Inauguré en grande pompe en 2012 après une rénovation à plusieurs centaines de millions de dirhams, le Jardin zoologique national de Rabat devait incarner le Maroc moderne. Un espace dédié à la conservation des espèces, à la recherche scientifique, à l’éducation environnementale et au loisir familial. Treize ans plus tard, le constat est implacable, puisque ce qui devait être une vitrine est devenu un symbole de défaillance.
Longtemps, la communication officielle a tenté de masquer les difficultés. Une naissance exceptionnelle par-ci, l’arrivée d’une espèce rare par-là, autant d’annonces largement relayées pour entretenir l’image d’un établissement en pleine réussite. Derrière cette vitrine soigneusement entretenue, la réalité semblait pourtant bien différente.

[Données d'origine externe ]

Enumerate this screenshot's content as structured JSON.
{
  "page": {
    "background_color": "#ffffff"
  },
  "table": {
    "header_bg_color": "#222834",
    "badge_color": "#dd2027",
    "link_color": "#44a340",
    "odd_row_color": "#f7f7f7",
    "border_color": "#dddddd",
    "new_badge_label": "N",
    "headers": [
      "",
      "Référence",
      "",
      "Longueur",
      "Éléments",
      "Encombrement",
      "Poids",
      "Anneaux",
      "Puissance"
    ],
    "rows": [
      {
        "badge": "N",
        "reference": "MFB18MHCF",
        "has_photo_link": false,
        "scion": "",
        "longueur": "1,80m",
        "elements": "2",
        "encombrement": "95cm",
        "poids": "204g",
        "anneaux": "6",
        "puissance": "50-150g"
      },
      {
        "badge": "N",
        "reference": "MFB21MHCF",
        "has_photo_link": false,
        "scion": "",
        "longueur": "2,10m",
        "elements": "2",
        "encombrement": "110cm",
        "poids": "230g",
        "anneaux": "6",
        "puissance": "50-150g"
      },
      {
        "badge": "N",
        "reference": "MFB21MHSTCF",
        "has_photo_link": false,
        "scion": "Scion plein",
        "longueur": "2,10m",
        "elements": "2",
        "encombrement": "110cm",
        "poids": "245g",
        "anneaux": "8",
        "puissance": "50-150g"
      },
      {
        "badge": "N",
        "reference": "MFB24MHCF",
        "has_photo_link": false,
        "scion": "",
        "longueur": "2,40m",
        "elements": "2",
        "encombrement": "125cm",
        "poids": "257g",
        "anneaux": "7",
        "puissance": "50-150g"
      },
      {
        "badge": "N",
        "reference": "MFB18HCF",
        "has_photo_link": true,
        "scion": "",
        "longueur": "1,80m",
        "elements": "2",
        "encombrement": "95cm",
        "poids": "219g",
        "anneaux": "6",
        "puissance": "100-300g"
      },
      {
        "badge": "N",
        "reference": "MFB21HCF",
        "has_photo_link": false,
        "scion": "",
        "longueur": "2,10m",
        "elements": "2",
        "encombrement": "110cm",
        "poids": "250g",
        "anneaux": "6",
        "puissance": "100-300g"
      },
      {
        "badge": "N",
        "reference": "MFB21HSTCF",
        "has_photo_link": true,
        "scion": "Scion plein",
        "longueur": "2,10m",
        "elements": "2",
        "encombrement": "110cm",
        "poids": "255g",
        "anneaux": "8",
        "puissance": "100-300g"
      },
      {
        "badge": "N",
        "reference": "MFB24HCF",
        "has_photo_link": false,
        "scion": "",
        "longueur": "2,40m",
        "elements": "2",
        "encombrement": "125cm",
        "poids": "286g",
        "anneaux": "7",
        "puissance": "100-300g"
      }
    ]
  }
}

Il aura suffi qu’un youtubeur espagnol et défenseur de la cause animale, Mario Xtrauss, pousse les portes du zoo pour que les images fassent voler en éclats ce récit bien huilé. Sa vidéo montre des enclos inadaptés, des installations dégradées, des bassins à l’eau stagnante, des déchets laissés à la portée des animaux et des conditions de vie qui interrogent sérieusement le respect des standards élémentaires du bien-être animal.
Les séquences sont difficiles à regarder. Un ibis jouant avec un morceau de plastique, des points d’eau envahis par des déchets organiques en décomposition, des animaux évoluant dans des espaces manifestement mal entretenus. Des images qui contrastent brutalement avec les ambitions affichées lors de la renaissance du parc.
Comment un projet aussi coûteux a-t-il pu en arriver là ? Comment un établissement censé contribuer à la préservation d’espèces menacées, à la recherche scientifique et à la sensibilisation du public donne-t-il aujourd’hui une telle impression d’abandon ?
Ces questions renvoient inévitablement à la gouvernance du Jardin zoologique. Depuis plusieurs années, Salma Slimani en assure la direction générale. Les critiques portent sur un décalage croissant entre la communication institutionnelle et l’état réel des infrastructures et des conditions d’accueil des animaux. Pour nombre d’observateurs, la priorité aurait progressivement glissé vers la recherche de recettes et de fréquentation, au détriment des missions fondamentales d’un parc zoologique moderne.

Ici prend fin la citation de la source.